The first requirement, sadly, is to keep releasing new music and playing it at your shows. Blind faith in your own creativity, no matter how irrelevant its fruits, will always keep you more engaged in your career, and that bleeds through into your performances. Having wisely abandoned the alt-rock makeover of the mid-’90s Load albums, most of Metallica’s recent output at least mimics their classic thrash period. “Atlas Rise” came off as a complex and engaging early-set effort, and “Now That We’re Dead” was at least not a ballad. A surprising majority of fans at the Fiserv shouted along to every word of these Tuesday.
The second rule is to keep surprising your audience, and Metallica does a better job of this than most legacy acts. On any given night, they’re liable to dust off just about any old rarity or cover from their extensive repertoire. For example, “Harvester Of Sorrow” thrilled old-school fans, but maybe not as much as “Motorbreath,” a darkhorse from the band’s first album. While singer James Hetfield doesn’t sound at all like he did in 1983, his vocals improve dramatically when they’re a little washed out in an echoing chorus of tens of thousands.

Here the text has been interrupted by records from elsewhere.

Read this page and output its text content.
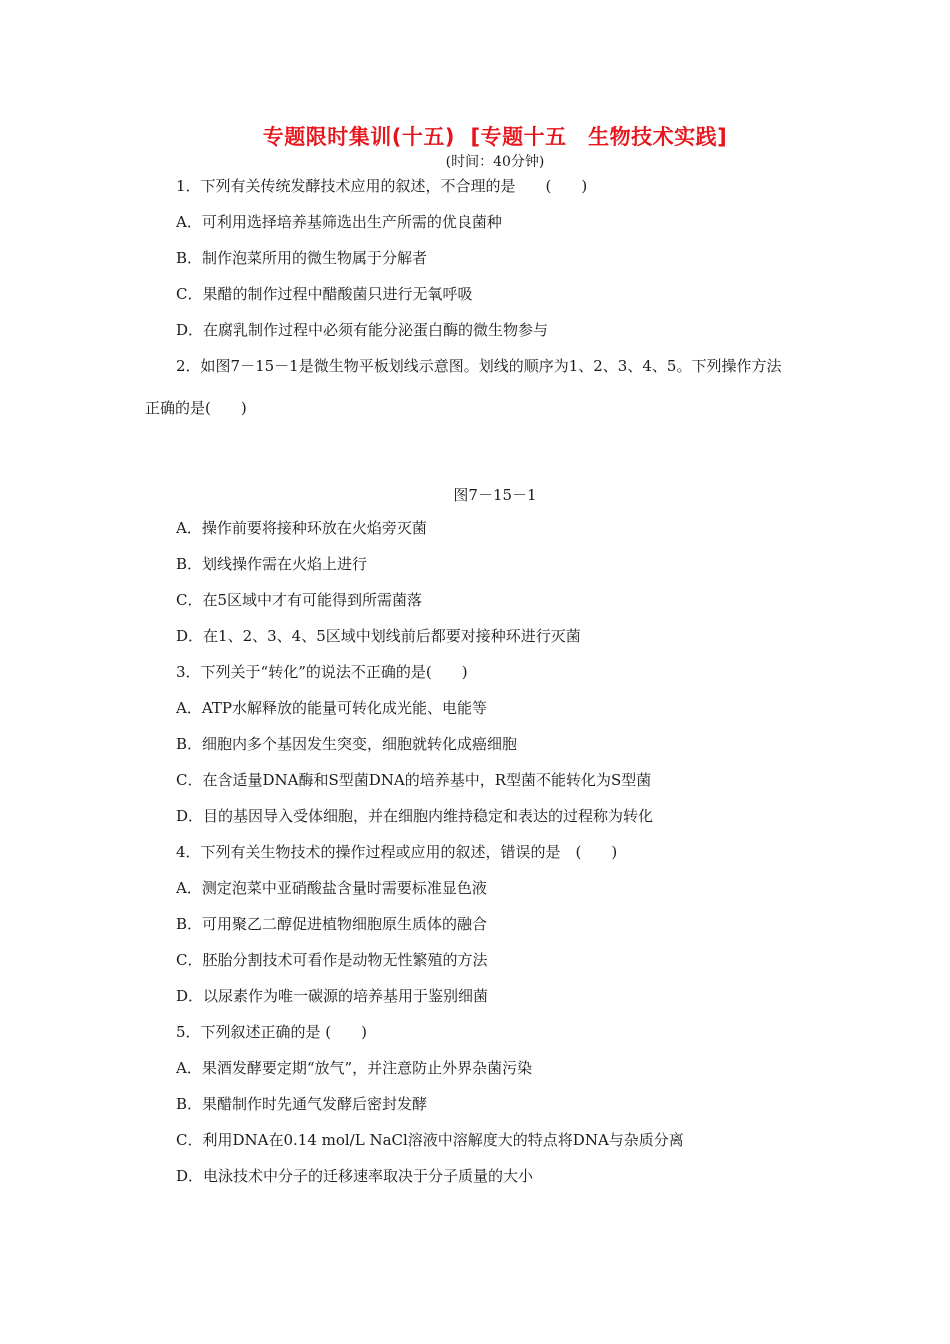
专题限时集训(十五)  [专题十五　生物技术实践]
(时间：40分钟)
1．下列有关传统发酵技术应用的叙述，不合理的是　　(　　)
A．可利用选择培养基筛选出生产所需的优良菌种
B．制作泡菜所用的微生物属于分解者
C．果醋的制作过程中醋酸菌只进行无氧呼吸
D．在腐乳制作过程中必须有能分泌蛋白酶的微生物参与
2．如图7－15－1是微生物平板划线示意图。划线的顺序为1、2、3、4、5。下列操作方法
正确的是(　　)
图7－15－1
A．操作前要将接种环放在火焰旁灭菌
B．划线操作需在火焰上进行
C．在5区域中才有可能得到所需菌落
D．在1、2、3、4、5区域中划线前后都要对接种环进行灭菌
3．下列关于“转化”的说法不正确的是(　　)
A．ATP水解释放的能量可转化成光能、电能等
B．细胞内多个基因发生突变，细胞就转化成癌细胞
C．在含适量DNA酶和S型菌DNA的培养基中，R型菌不能转化为S型菌
D．目的基因导入受体细胞，并在细胞内维持稳定和表达的过程称为转化
4．下列有关生物技术的操作过程或应用的叙述，错误的是　(　　)
A．测定泡菜中亚硝酸盐含量时需要标准显色液
B．可用聚乙二醇促进植物细胞原生质体的融合
C．胚胎分割技术可看作是动物无性繁殖的方法
D．以尿素作为唯一碳源的培养基用于鉴别细菌
5．下列叙述正确的是 (　　)
A．果酒发酵要定期“放气”，并注意防止外界杂菌污染
B．果醋制作时先通气发酵后密封发酵
C．利用DNA在0.14 mol/L NaCl溶液中溶解度大的特点将DNA与杂质分离
D．电泳技术中分子的迁移速率取决于分子质量的大小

Very important: Play a lot of simple, plodding rhythms, leaving space for your fans to chant words like “HEY” and “YEAH” and “duh-DUH” or whatever is called for. Drunk people love nothing more than to feel like their own exuberance might be the tipping point from ordinary to epic. More crucially, the communal energy involved in these whole-room, full-throated shouts can be volcanic. “Do you feel alive?” Hetfield barked during a pause between songs—it was not so much rhetoric as a plea: Whatever may be plaguing you outside of this shed, let tonight be a temporary release. Metallica fans vigorously enforce this oneness. At one point, an attendee got chewed out by some of their heavy metal brethren for sitting quietly during “For Whom The Bell Tolls,” one of very few people who sat down at any point during the show.
Optional: Have one formative member of the band who…can’t quite keep up. Yes, you could hire some replacement millennial who could play “One” in their sleep. You could augment your sound with some unseen sorcery underneath the stage. You could abandon certain key songs because when you wrote them, you never dreamed you’d require such agility at age 54. Or, you could embrace the endearing qualities that only one guy embodies, and you can make the most of the time you have with him, and trust your audience to be as forgiving as you.
Oh, and if possible: Have a whole bunch of timeless songs in your back pocket. Songs that mainstream rock radio has played to death. That even your fans can’t stand to listen to any more, except on these occasions. Maybe you’ve successfully turned them off commercial FM radio entirely, just so they can congregate with you every few years and still enjoy “Enter Sandman.” You’ve become the U2 of metal. The dudes of Metallica embrace every second of it with obvious gratitude, and if you’ve got any doubts in your head about whether or not you need to cross them off your bucket list, you’d best get on it, while Lars can still wield a pair of sticks.